La edición promovida por Juan Camacho Gayna y editada por Juan García Infanzón, en Madrid, hacia el siglo XVII, cruzó el Atlántico, recorrió extensos y polvorientos caminos y llegó hasta Córdoba, para ser albergada en la biblioteca jesuítica.
Gracias a una publicación promovida por la Universidad Nacional de Córdoba, a inicios del siglo XXI, sabemos que bajo el título de “Poesías varias” quedó consignada su presencia en el catálogo de la biblioteca del Colegio Máximo, que fue elaborado por los jesuitas en 1757 y que convivía junto a más de 3.000 títulos.
Un manuscrito que, según el investigador cordobés Esteban Llamosas, pervivió al extrañamiento y al lento proceso de dispersión de la biblioteca. Lamentablemente, no sabemos en qué remesa pudo haber llegado.
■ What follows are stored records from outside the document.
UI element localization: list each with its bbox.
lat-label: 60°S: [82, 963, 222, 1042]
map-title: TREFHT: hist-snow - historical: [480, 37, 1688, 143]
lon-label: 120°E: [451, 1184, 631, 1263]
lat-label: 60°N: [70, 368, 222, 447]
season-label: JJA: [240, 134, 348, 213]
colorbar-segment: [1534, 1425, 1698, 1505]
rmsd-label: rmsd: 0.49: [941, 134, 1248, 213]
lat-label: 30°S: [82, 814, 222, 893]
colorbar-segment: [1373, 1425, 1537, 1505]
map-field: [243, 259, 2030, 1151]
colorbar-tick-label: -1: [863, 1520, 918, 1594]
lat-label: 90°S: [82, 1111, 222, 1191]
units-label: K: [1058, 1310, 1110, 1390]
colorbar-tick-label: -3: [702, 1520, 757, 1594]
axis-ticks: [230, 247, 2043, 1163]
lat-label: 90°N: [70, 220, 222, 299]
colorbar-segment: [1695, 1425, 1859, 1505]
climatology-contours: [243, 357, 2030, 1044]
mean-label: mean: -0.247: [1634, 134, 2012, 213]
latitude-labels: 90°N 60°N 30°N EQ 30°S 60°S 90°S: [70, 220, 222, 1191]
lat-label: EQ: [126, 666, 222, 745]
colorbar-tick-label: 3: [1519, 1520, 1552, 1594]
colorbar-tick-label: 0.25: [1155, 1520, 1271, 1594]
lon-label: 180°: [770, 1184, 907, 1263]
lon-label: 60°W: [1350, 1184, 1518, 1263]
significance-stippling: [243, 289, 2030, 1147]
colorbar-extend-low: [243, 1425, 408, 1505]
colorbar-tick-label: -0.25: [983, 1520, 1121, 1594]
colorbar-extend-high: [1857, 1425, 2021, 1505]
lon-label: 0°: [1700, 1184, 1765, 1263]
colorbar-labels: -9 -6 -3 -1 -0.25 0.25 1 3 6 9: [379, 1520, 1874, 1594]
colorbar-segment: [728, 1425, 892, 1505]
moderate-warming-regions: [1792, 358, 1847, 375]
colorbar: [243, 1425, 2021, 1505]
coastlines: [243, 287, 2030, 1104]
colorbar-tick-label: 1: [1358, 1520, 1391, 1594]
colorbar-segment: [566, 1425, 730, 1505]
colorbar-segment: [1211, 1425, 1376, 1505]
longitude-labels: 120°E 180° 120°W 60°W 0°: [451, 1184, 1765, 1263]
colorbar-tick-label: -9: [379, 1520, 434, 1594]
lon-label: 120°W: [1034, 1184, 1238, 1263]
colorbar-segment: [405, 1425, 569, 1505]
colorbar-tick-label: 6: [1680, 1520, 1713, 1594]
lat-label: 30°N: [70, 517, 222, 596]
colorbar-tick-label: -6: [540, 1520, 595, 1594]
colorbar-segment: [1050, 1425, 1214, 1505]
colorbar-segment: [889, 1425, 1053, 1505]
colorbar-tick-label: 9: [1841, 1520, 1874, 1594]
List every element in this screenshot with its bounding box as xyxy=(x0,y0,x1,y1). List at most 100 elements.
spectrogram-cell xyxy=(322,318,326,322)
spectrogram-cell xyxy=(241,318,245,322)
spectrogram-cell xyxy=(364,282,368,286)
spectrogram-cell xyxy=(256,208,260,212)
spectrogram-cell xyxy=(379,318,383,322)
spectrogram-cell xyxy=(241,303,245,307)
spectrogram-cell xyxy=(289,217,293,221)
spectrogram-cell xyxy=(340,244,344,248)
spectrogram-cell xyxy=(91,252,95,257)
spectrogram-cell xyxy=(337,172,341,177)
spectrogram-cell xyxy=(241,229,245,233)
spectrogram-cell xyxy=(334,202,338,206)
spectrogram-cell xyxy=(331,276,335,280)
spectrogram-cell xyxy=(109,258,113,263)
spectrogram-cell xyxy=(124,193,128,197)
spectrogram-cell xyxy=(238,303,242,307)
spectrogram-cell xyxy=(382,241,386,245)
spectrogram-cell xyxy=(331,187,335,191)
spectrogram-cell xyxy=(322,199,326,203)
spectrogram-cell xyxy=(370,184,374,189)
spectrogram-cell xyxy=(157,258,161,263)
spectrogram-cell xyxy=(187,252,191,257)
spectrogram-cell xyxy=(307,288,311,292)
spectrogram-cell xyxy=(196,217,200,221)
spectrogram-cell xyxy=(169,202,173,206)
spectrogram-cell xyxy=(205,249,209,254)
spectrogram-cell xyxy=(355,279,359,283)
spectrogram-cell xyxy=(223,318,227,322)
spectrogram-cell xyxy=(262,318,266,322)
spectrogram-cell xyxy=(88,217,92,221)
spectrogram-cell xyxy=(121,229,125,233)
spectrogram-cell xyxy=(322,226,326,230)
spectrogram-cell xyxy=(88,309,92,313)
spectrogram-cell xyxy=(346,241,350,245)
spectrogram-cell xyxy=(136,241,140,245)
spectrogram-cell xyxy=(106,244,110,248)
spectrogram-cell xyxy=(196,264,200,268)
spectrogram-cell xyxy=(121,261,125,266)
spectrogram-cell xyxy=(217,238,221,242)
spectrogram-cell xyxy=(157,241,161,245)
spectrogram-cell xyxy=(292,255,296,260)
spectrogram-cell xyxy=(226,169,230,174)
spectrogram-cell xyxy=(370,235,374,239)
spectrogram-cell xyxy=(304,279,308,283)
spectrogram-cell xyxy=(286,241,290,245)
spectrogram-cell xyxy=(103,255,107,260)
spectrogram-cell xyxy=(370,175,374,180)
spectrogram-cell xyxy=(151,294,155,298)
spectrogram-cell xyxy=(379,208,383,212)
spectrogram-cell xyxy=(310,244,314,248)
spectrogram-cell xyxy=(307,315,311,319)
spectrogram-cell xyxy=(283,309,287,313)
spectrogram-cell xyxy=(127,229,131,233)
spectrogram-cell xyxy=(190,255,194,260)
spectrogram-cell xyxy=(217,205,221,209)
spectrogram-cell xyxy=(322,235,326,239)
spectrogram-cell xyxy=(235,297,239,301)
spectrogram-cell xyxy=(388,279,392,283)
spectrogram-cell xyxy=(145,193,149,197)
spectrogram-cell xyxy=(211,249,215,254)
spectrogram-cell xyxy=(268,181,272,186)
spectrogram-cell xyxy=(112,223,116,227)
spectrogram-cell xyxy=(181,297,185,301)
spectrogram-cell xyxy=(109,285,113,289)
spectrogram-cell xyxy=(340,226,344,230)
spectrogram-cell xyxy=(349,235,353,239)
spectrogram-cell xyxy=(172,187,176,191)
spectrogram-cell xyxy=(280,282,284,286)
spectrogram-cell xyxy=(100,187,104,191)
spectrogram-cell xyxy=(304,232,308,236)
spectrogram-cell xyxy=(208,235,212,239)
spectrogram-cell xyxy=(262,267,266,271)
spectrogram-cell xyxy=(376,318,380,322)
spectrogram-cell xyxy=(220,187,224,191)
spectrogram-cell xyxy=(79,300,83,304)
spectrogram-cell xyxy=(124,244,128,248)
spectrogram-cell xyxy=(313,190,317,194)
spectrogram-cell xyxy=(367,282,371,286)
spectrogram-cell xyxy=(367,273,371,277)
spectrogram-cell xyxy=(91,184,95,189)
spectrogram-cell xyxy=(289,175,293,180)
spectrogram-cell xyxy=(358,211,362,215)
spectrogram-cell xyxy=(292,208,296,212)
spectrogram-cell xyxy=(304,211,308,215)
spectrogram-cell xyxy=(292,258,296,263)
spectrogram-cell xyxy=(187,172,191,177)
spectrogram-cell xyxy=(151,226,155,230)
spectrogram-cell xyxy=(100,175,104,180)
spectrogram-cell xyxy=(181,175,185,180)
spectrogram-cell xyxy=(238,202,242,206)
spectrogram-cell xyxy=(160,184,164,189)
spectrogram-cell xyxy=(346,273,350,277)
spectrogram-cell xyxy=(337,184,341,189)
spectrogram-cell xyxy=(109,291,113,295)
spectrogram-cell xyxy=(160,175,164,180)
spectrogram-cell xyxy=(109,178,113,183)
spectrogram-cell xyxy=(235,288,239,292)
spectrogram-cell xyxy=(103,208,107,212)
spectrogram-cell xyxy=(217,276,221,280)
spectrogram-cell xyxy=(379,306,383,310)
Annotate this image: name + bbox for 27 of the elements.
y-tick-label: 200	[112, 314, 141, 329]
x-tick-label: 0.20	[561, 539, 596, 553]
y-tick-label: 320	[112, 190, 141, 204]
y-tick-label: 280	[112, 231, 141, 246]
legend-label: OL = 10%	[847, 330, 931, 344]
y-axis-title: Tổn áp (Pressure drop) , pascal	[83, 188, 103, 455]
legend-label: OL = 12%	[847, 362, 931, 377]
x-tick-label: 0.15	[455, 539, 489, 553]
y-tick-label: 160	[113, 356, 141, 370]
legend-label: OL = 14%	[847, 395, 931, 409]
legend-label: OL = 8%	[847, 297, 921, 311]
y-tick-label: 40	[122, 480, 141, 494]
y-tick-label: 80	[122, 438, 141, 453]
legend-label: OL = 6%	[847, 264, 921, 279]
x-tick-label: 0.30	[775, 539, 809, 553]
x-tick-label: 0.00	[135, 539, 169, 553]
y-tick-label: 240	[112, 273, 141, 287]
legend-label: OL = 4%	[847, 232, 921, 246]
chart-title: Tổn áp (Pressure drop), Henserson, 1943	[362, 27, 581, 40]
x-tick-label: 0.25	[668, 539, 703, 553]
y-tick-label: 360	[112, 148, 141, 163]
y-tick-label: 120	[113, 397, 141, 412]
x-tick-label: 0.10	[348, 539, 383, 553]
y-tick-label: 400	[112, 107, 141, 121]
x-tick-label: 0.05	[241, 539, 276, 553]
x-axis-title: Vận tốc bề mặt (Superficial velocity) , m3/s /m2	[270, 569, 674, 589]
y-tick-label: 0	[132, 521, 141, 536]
La Compañía traía asiduamente libros de Europa, y así fue nutriendo su biblioteca a lo largo de los siglos XVII y XVIII; tampoco conocemos la suerte corrida por estos tres tomos tras la expulsión de la orden jesuita. Pero me gusta pensar, cuando paso frente al Rectorado antiguo de la Universidad Nacional de Córdoba, que los jesuitas sumaron a su maravillosa biblioteca –conformada en gran medida por obras de Teología, Filosofía y Derecho todas escritas por varones-, los poemas de una mujer cuya verdadera pasión fue el saber y la interrogación sobre el mundo. Nadie como ella, escribió el poeta y ensayista belga Jean Claude Masson, dio testimonio de transitar esta vida con gran resolución, ardor y valor.